Some people, business owners are confused about plans for Second Street
Macon City leaders asked people to participate in public meetings that continue this week that will focus on ideas for the Second Street Revitalization Plan.
The first phase of the plans involves building a curving connector between Second Street and Little Richard Penniman Boulevard. About $8 million from the special purpose local option sales tax that tax voters approved last November will help complete the initial part of the plan. Mayor Robert Reichert said this will help transform Second Street into a pedestrian friendly corridor and bring business into the downtown area. However there are still some businesses owners who said they are a bit uncertain about what exactly is happening at this time.
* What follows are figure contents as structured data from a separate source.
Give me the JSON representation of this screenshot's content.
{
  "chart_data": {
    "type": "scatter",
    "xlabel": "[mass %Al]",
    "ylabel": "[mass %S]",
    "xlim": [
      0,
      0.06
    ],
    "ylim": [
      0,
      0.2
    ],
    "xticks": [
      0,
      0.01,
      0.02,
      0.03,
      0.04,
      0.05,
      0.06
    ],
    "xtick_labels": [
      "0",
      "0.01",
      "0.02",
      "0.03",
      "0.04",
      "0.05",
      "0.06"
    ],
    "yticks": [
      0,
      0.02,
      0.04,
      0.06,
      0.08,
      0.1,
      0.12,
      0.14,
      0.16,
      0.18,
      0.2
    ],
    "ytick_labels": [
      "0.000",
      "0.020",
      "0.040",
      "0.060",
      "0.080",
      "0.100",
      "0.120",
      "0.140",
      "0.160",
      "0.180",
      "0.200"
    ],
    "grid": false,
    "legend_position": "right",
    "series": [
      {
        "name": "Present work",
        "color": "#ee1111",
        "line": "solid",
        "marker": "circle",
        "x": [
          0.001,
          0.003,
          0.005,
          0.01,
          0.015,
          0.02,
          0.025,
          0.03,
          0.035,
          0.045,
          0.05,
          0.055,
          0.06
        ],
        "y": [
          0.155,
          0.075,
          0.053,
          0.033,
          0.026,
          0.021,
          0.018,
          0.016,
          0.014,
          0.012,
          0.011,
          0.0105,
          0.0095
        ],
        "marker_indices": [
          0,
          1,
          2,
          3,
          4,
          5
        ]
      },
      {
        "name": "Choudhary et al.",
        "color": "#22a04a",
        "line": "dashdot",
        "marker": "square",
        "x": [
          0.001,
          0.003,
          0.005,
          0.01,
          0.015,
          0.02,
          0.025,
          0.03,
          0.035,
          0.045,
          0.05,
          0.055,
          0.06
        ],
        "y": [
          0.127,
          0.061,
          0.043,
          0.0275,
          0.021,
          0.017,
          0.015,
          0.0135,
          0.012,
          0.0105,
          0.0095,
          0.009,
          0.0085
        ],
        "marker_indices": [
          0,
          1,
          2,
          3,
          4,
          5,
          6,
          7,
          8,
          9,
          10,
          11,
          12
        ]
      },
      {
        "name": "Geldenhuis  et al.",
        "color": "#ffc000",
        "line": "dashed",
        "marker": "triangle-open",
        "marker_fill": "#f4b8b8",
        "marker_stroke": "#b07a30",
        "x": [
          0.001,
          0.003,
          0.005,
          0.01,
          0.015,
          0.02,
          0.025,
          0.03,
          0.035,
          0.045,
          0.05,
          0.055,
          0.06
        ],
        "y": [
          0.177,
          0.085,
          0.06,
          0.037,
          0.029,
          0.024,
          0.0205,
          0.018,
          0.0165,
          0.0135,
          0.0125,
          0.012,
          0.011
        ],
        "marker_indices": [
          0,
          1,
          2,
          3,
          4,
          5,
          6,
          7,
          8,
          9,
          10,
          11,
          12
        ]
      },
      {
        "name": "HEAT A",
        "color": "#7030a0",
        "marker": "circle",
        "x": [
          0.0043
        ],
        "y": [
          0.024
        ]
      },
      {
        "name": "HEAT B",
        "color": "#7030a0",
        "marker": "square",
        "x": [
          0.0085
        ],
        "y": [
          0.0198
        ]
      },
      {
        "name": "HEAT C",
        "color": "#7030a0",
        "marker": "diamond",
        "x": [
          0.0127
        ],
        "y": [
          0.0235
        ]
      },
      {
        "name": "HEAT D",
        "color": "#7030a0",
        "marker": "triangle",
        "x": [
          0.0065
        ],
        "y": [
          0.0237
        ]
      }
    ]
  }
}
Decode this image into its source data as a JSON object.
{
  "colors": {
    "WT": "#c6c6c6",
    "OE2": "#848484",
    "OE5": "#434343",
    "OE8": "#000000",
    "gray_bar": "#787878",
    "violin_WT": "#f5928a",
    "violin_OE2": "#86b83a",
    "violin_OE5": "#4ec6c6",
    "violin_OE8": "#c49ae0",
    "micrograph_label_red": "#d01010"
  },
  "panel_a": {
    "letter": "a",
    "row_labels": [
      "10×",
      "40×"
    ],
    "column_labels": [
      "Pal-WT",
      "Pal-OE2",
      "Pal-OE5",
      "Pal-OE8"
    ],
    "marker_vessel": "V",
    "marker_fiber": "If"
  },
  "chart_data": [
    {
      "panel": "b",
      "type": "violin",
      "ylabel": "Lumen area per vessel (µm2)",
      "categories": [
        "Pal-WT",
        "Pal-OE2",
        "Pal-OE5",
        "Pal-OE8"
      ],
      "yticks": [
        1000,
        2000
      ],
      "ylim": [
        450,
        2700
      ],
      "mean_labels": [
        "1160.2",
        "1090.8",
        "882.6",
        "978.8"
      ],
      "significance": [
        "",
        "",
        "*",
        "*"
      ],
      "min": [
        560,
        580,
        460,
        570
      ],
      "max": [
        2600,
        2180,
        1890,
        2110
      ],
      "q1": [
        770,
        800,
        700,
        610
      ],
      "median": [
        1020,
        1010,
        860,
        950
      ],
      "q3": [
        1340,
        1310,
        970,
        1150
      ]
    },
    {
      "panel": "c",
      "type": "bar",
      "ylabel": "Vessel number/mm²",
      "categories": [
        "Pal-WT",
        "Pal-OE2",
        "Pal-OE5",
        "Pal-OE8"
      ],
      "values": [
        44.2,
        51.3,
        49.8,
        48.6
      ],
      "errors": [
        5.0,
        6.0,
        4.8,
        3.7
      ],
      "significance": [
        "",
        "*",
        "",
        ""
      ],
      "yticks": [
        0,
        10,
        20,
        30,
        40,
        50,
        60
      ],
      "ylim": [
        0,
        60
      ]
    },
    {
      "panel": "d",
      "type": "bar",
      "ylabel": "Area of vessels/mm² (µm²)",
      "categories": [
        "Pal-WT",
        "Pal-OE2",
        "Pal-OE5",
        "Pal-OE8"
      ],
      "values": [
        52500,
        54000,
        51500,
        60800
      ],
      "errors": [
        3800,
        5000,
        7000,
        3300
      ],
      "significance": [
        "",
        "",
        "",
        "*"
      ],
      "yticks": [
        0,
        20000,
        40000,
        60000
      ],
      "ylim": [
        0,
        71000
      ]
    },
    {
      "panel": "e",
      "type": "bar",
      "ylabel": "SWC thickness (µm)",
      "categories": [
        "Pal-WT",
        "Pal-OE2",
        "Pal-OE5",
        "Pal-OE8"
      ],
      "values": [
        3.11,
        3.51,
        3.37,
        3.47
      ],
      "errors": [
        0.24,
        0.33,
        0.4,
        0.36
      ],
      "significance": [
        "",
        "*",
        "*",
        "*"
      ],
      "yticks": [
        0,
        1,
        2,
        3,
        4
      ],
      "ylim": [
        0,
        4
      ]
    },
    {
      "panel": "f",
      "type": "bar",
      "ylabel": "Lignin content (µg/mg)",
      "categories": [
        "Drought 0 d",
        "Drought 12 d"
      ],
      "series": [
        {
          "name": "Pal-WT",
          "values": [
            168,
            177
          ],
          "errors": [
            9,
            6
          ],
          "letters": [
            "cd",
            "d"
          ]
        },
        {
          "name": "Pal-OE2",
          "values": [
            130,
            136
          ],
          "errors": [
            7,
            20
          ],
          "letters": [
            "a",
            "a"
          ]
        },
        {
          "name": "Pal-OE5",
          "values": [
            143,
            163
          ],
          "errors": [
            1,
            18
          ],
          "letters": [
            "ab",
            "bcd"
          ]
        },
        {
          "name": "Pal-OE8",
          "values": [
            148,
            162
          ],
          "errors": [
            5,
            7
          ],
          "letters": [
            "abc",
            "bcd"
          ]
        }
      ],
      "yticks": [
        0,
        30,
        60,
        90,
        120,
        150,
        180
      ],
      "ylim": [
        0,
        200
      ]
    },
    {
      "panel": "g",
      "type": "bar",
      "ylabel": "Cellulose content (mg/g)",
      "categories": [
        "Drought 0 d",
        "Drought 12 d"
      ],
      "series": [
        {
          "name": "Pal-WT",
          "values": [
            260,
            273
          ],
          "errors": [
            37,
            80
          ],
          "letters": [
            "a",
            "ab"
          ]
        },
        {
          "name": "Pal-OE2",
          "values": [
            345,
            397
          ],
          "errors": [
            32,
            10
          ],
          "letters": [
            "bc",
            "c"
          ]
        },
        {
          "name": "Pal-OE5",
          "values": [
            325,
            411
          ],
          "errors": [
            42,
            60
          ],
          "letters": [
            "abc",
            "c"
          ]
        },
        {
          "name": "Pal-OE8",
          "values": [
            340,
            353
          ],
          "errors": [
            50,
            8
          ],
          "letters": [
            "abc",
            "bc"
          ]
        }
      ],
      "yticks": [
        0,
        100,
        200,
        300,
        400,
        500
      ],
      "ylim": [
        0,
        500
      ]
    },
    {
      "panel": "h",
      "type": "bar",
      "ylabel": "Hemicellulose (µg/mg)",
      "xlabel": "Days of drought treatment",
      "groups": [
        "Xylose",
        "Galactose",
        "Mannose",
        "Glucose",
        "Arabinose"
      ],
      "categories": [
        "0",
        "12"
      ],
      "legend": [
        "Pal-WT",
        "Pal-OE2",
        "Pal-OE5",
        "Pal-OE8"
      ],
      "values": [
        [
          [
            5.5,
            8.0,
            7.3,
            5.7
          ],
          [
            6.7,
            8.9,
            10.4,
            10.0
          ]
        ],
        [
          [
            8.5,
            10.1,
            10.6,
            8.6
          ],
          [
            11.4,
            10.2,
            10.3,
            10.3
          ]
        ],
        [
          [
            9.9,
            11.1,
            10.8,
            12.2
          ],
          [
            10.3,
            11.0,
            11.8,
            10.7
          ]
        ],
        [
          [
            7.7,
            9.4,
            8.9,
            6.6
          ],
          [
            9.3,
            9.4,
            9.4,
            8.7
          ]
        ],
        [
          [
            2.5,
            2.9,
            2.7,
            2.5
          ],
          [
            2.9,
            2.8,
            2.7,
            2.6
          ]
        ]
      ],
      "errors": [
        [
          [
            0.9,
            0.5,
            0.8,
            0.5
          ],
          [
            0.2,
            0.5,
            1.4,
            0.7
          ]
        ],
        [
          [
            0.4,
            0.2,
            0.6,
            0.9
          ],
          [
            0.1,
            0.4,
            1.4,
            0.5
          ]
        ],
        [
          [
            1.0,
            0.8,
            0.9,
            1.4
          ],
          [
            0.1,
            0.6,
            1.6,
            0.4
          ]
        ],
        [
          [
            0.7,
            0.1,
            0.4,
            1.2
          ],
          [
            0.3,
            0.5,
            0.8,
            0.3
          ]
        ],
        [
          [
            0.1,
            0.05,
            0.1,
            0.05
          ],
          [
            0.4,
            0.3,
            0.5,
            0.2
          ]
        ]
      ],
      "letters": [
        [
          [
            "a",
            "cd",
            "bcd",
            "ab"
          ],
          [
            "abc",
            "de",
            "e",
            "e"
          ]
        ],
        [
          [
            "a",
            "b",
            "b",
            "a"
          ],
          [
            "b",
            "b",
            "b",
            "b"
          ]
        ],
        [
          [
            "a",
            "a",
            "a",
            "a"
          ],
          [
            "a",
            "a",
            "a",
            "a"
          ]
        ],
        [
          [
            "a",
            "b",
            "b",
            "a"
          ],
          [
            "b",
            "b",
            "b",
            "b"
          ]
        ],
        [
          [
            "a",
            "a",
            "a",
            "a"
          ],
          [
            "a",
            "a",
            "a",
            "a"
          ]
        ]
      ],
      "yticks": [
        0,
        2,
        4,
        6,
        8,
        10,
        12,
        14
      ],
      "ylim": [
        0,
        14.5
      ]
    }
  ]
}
“I don't know what they're plans are I don't know how they plan to connect this," downtown business owner of Sew Bizzy, Diane Clough said.
Clough said she’s heard about Mayor Reichert's Second Street proposal but is unclear what the changes will be.
"I'm not really sure exactly what the purp…I mean if they connect it bring it all together that's great."
Since Friday, city planners and consultants with CHA and Huntley Partners have been hosting public meetings to get ideas and opinions from residents, business owners and people who visit the downtown area. They're goal is to figure out what people want incorporated into the proposed Second Street plan.
"Connect the different centers of economic activity into a comprehensive centergistic package that would create this vibrant urban core that we're looking for that can then become the hub city of the Middle Georgia region," Mayor Reichert said.
Some people who live in Macon agree that needs to happen.
"We have too many derelict buildings sitting around down here and we need to bring in more business and fill them up because we have the largest collection of antebellum homes and buildings,” downtown visitor and local realtor Barbara Knight said. “We have a beautiful town and we need to do something more about it."
However, Clough said holding meetings during working hours make it hard for business owners to attend.
"People who operate businesses in the downtown area, 9 o'clock (a.m.) is not a good time because people are trying to get their businesses open."
Reichert said he's trying to accommodate everyone's schedules and once there is a concrete plan on Second Street it will be available for people to read about.
“We're trying to incorporate a roll out of the information and putting it out."
Public design meetings will continue tomorrow at 9 a.m. at the Armory Building on First Street. People living and doing business in the area are strongly urged to attend.